The I Index

Legacy of Violence: A History of the British Empire

Top of the pile

86

/100

I Index Overall Rating

Readers

79/100

Critics

81/100

Scholars

99/100

Author:

Caroline Elkins

Publisher:

Knopf

Date:

March 29, 2022

A Harvard history professor offers a sweeping study of the British Empire that probes the country's pervasive use of violence throughout the 20th-century, tracing how these practices were exported, modified and institutionalized in colonies around the globe.

What The Reviewers Say

Tim Adams,
The Guardian (UK)
Legacy of Violence is a formidable piece of research that sets itself the ambition of identifying the character of British power over the course of two centuries and four continents.
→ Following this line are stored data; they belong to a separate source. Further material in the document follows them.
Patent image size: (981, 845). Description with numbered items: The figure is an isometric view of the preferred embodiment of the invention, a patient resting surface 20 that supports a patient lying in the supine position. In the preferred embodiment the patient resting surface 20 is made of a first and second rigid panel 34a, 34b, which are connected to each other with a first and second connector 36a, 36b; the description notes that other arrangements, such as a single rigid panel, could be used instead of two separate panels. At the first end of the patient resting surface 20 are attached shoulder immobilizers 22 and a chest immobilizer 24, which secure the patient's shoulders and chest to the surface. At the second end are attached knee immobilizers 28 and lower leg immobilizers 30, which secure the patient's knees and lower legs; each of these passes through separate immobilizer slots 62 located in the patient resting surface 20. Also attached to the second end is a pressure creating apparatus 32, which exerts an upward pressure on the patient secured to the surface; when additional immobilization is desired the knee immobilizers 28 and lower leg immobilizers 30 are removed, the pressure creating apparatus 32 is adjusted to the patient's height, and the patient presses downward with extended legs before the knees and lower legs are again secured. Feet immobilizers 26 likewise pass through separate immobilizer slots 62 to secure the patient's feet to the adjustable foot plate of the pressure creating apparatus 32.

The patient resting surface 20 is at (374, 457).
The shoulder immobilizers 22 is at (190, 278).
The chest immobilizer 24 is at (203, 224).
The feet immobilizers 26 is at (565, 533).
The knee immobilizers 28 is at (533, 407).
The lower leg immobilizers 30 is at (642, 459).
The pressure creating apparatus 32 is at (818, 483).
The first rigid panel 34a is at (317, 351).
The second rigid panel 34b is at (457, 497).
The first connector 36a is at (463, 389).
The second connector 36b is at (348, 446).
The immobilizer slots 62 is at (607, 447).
Elkins, perhaps minded of her previous brush with controversy, sometimes approaches her task with the meticulous doggedness of a trial lawyer rather than a storyteller in search of an audience.
Rana Mitter,
Financial Times (UK)
Legacy of Violence does not stint on detail: it is deeply researched, with 88 pages of footnotes and references to two dozen archives. Yet Elkins wears her considerable learning lightly, and is wise enough to allow her considerable anger to smoulder, rather than burn from the pages, making for a powerful, compelling read.
Sunil Khilnani,
The New Yorker
Legacy of Violence, like Elkins’s earlier book, shuttles between horrific details and historical and thematic contexts. And it, too, relies occasionally on questionable statistics.
David Keymer,
Library Journal
Her detailed description of British policy and actions in Ireland, India, Malaya, Cyprus, Kenya, Nyasaland, Jamaica, and Palestine makes for unsettling, yet necessary reading.